Hay bandas que sacan álbumes, y hay bandas que construyen naves. Cryptic Shift pertenece a la segunda categoría. Seis años después de haber puesto patas arriba el pequeño mundo del death técnico con Visitations from Enceladus, los ingleses de Leeds vuelven con Overspace & Supertime, ahora bajo bandera de Metal Blade, y firman de entrada uno de los agregados críticos extremos más altos de 2026: 87/100 sobre cinco crónicas, de las cuales cuatro 9/10 alineados como en un desfile. En febrero. O sea, que el listón para el resto del año acaba de ser atornillado en algún punto de la órbita.

Para medir el acontecimiento, hay que recordar de dónde viene la banda. Formados en Leeds en los años 2010, Cryptic Shift cocieron a fuego lento durante mucho tiempo en el underground a base de maquetas y formatos cortos antes de golpear en 2020 con Visitations from Enceladus, un primer álbum de culto abierto por un tema-río de veintiséis minutos que sentaba el programa: death técnico impregnado de thrash cósmico, heredero asumido de Vektor, Voivod y Nocturnus, pero con una locura de construcción que solo les pertenecía a ellos. El tipo de disco que se pasan entre iniciados susurrando « confía en mí ».

Seis años de gestación

Desde entonces, silencio de radio o casi, y una espera que ha tenido todo el tiempo de fermentar.
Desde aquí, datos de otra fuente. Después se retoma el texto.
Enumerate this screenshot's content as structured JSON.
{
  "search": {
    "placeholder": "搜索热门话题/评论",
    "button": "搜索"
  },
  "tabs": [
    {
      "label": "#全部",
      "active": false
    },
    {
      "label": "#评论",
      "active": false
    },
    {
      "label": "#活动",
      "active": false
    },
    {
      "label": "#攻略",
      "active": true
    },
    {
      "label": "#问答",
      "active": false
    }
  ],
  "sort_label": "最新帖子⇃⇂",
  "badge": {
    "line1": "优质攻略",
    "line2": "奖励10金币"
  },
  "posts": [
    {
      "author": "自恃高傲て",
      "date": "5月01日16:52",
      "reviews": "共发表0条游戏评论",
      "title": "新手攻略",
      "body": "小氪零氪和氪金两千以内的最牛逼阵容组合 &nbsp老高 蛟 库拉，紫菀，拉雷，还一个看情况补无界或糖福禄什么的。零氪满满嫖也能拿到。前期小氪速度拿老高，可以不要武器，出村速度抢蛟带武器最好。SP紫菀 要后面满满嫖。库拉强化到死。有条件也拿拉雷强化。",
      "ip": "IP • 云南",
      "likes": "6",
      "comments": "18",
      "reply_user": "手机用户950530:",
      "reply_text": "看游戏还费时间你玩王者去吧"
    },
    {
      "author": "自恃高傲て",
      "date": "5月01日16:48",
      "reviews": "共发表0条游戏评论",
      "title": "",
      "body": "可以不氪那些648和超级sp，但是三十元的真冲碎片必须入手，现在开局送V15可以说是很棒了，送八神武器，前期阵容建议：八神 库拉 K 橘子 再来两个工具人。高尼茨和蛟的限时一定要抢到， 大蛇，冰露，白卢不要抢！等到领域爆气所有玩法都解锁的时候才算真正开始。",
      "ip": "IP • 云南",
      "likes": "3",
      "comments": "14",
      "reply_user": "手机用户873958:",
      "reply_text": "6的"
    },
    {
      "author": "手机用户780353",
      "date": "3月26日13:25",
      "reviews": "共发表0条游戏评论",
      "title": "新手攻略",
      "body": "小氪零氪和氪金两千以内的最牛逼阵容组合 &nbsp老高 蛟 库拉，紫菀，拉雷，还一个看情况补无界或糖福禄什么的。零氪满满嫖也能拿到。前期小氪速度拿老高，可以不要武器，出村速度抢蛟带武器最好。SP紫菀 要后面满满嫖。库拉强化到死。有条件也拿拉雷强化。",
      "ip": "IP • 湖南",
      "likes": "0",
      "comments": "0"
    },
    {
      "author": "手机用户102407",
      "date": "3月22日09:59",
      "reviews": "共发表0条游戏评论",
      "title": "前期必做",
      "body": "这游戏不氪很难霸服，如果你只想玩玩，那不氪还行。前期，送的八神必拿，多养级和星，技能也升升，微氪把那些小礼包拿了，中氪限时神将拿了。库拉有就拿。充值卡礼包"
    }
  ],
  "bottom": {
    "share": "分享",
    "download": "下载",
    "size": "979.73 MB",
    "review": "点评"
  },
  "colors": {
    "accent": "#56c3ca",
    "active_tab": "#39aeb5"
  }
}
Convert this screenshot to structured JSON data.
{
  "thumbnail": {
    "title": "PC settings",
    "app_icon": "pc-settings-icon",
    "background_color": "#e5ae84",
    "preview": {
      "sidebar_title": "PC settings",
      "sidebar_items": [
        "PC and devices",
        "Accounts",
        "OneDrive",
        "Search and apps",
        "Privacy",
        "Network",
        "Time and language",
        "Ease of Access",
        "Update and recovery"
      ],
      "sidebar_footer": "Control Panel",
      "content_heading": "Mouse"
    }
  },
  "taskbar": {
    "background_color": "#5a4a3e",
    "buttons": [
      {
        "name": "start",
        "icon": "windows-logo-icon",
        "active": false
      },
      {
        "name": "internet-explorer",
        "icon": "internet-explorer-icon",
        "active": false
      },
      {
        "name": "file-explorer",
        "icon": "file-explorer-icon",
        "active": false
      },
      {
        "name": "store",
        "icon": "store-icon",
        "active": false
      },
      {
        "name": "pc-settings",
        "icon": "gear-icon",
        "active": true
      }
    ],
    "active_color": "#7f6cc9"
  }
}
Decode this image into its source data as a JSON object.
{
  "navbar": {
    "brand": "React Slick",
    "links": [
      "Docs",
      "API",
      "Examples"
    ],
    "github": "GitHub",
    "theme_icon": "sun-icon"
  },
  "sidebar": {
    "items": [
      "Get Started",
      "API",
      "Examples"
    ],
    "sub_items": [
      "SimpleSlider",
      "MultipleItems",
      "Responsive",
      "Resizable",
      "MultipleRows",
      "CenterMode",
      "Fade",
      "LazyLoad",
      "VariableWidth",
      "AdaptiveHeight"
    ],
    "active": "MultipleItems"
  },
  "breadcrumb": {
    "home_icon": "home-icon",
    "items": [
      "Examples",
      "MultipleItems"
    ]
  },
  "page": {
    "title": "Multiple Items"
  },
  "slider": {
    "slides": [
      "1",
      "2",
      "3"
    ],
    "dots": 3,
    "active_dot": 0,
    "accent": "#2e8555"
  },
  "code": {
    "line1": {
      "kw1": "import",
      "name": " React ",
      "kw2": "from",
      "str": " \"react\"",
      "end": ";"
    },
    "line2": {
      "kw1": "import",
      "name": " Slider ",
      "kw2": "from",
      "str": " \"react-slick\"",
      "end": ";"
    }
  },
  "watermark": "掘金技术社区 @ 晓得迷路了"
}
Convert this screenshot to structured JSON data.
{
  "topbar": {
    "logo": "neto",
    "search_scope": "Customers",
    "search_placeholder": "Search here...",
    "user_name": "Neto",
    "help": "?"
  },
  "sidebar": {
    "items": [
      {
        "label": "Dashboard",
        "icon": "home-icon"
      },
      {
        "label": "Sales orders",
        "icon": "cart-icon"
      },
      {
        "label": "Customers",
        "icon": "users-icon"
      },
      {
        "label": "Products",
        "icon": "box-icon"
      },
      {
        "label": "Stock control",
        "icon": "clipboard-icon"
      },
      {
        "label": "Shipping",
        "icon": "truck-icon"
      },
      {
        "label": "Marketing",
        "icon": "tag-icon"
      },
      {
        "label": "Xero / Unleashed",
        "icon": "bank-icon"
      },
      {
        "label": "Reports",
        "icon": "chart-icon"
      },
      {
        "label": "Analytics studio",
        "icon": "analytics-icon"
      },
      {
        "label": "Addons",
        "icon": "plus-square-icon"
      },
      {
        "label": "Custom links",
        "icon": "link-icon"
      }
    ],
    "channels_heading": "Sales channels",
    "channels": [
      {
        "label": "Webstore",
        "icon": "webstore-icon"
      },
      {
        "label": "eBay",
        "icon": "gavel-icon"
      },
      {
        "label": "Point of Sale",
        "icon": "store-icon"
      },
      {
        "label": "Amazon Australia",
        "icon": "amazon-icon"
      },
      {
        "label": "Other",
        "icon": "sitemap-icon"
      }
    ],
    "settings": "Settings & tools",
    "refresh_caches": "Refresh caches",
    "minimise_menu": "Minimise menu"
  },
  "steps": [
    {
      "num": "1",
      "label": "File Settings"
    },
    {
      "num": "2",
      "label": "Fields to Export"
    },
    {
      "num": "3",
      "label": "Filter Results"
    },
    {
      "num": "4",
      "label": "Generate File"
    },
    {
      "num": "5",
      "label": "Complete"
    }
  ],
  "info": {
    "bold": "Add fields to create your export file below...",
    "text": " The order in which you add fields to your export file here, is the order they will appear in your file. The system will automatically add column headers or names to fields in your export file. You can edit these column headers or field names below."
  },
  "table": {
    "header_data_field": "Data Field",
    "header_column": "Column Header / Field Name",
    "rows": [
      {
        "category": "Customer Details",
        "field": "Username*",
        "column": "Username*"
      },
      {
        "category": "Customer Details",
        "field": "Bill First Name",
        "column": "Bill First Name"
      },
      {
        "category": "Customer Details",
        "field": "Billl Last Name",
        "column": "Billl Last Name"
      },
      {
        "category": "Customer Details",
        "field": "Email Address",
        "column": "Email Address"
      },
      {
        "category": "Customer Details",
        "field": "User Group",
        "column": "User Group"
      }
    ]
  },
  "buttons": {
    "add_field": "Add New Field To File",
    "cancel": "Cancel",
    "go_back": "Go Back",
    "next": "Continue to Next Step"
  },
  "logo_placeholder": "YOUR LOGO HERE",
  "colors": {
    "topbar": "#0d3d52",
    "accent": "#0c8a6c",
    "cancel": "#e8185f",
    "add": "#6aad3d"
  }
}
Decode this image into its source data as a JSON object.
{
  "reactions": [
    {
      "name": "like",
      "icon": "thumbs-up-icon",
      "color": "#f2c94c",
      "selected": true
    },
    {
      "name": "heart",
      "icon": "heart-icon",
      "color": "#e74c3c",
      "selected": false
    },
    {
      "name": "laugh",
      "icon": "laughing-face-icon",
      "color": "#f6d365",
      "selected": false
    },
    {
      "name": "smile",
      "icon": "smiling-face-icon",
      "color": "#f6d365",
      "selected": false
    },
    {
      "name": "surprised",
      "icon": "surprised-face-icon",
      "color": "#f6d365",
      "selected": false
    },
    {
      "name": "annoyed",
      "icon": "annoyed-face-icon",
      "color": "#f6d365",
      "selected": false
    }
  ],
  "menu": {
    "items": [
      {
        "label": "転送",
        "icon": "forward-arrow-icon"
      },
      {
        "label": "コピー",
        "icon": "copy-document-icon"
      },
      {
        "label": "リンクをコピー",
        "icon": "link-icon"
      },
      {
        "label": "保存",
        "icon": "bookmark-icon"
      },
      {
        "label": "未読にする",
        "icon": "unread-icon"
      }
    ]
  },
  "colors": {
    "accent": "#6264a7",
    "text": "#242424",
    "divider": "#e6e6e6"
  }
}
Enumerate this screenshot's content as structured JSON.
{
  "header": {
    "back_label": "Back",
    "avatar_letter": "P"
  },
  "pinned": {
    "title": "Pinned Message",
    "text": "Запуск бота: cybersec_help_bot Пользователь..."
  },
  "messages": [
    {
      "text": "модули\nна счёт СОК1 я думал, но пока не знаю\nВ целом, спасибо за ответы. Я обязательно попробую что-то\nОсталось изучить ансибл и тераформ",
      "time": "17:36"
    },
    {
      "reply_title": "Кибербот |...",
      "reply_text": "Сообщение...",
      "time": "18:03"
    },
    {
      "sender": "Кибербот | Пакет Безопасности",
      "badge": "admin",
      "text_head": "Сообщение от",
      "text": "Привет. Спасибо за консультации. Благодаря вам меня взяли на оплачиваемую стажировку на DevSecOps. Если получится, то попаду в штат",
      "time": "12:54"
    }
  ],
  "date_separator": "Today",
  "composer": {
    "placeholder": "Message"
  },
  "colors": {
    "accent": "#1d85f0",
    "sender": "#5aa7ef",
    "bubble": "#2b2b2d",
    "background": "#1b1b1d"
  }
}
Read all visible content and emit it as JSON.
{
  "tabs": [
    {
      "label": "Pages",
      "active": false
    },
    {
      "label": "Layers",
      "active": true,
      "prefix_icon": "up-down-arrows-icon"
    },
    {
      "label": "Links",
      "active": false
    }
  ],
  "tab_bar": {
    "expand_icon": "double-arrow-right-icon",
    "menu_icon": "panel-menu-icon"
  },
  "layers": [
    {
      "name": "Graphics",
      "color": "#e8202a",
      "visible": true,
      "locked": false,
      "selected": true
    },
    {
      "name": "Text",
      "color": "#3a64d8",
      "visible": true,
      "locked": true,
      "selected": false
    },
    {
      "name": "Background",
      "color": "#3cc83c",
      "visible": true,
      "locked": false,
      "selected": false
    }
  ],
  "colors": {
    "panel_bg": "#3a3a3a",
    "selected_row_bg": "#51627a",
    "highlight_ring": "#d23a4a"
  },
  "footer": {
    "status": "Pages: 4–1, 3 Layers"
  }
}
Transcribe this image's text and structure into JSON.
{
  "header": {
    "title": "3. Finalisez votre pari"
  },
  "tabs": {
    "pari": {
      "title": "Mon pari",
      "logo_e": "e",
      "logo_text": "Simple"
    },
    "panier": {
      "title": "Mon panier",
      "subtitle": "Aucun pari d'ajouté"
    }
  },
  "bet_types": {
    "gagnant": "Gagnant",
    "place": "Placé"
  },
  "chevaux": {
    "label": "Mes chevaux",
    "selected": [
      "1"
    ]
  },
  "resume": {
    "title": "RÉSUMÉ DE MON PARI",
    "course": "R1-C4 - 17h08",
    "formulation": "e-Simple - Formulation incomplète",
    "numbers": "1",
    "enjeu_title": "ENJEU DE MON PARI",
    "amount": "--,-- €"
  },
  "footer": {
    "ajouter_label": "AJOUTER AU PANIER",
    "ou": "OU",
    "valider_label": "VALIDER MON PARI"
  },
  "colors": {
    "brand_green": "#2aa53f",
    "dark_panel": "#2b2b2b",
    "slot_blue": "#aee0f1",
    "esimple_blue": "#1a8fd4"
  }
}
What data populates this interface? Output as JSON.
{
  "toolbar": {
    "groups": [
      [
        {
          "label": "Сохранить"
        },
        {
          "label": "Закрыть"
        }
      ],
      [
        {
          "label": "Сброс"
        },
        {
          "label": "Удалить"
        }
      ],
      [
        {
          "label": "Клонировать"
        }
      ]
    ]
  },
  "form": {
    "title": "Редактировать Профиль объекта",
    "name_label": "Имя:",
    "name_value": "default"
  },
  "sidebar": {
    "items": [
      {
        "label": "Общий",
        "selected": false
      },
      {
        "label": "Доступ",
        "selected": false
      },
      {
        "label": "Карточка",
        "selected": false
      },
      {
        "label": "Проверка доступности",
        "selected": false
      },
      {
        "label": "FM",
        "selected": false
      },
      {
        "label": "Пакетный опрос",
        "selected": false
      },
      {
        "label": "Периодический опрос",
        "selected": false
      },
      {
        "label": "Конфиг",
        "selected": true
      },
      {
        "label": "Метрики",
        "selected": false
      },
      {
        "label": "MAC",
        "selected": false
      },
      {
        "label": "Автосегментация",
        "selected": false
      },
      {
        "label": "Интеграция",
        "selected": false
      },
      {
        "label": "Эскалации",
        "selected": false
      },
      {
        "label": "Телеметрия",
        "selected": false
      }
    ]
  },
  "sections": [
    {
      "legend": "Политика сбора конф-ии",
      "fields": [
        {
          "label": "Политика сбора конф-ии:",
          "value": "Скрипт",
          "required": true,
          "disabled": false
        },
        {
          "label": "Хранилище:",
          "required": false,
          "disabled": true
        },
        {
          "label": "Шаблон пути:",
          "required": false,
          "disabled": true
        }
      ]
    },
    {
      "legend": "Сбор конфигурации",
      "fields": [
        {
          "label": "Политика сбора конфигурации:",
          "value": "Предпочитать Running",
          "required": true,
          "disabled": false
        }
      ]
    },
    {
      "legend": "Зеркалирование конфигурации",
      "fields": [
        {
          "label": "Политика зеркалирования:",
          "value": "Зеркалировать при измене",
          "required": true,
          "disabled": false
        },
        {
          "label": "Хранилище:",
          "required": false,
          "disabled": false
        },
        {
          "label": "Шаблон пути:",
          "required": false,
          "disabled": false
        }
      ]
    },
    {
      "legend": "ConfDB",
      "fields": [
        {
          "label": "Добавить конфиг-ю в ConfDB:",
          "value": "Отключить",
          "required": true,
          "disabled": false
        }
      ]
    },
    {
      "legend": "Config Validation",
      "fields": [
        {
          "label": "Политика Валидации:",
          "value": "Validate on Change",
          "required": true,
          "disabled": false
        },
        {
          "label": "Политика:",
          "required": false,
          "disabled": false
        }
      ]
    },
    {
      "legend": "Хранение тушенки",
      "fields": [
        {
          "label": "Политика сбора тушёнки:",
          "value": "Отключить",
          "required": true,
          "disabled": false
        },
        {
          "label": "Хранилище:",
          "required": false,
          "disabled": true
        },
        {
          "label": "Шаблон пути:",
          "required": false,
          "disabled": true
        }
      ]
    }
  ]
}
Es exactamente lo que reconoce Angry Metal Guy, poco sospechoso de complacencia, que habla de un disco « meilleur que mes attentes les plus folles, six ans de gestation » y pone un 4.5/5 rarísimo en él. Cuando un medio construido sobre la decepción profesional confiesa haber sido superado por la realidad, es que algo pasó en el estudio.

Ese algo, la prensa lo describe con un lirismo inhabitual. Metal Hammer sitúa a la banda « sur un plan supérieur de conscience prog metal »; Blabbermouth vende « una escapada fuera de lo banal, un viaje vertiginoso al caleidoscopio de obsidiana ». Detalle sabroso: ambas plumas pertenecen al mismo Dom Lawson, conquistado en estéreo, que ha encontrado por tanto dos tribunas para decir lo mismo de dos maneras diferentes. Se han visto pruebas de amor más discretas.

La ambición sostenida de cabo a rabo

Distorted Sound (9/10) completa el cuadro describiendo « cada elemento meticulosamente pensado » y una de las propuestas « más frescas y emocionantes » del metal extremo actual. El consenso está ahí: death técnico, thrash, vanguardia, fusión jazz, todo se convoca, y sobre todo todo se sostiene. Es la gran diferencia con la masa de bandas « progresivas » que apilan ideas como quien llena un carro: en Cryptic Shift, la desmesura está arquitecturada. Cada digresión tiene una función, cada ruptura prepara la siguiente, y el conjunto avanza con la lógica implacable de un guion de ciencia ficción bien escrito.

El único matiz del expediente viene de Sputnikmusic (7.6/10), que ve sobre todo « buenas razones para dedicar una hora y media a dejarse sumergir por la atmósfera ». Cumplido a medias, pero que señala la verdadera barrera de entrada: la duración. Una hora y media es un compromiso, no una escucha de fondo mientras se friega. El disco exige que uno se instale, cascos calados, y que acepte perder pie. El público, con un 77/100 sobre casi 700 votos, confirma que el viaje vale el billete — pero nadie pretenderá que el billete sea regalado.

Para quién, por qué

¿A quién va dirigido este monolito? A todos los que gastaron Terminal Redux de Vektor, que consideran a Voivod una religión de Estado y que opinan que al death metal moderno le falta cruelmente imaginación espacial. A los aficionados al prog extremo que quieren virtuosismo al servicio de un relato, no un concurso de dedos. En cambio, si tus discos de cabecera duran treinta y cinco minutos y van al grano, sigue tu camino o prepárate para un choque térmico: aquí nada es directo, todo es trayectoria.

Queda la cuestión de la nota. El 8.5 se impone casi solo: la unanimidad crítica es aplastante, la ambición es real y — esto es más raro — recompensada por la ejecución, y la única reserva seria concierne a un formato que la banda asume con pleno conocimiento de causa. Se retira medio punto por esa exigencia de tiempo que cerrará la puerta a una parte de los oyentes, y porque un disco tan denso pedirá meses antes de entregar su veredicto definitivo. Pero seamos claros: lo que Cryptic Shift acaba de poner en este inicio de 2026 es un hito. El tipo de disco del que se volverá a hablar en los balances de diciembre, y probablemente en los balances de la década. Embarque inmediato, ingravidez garantizada, regreso no previsto.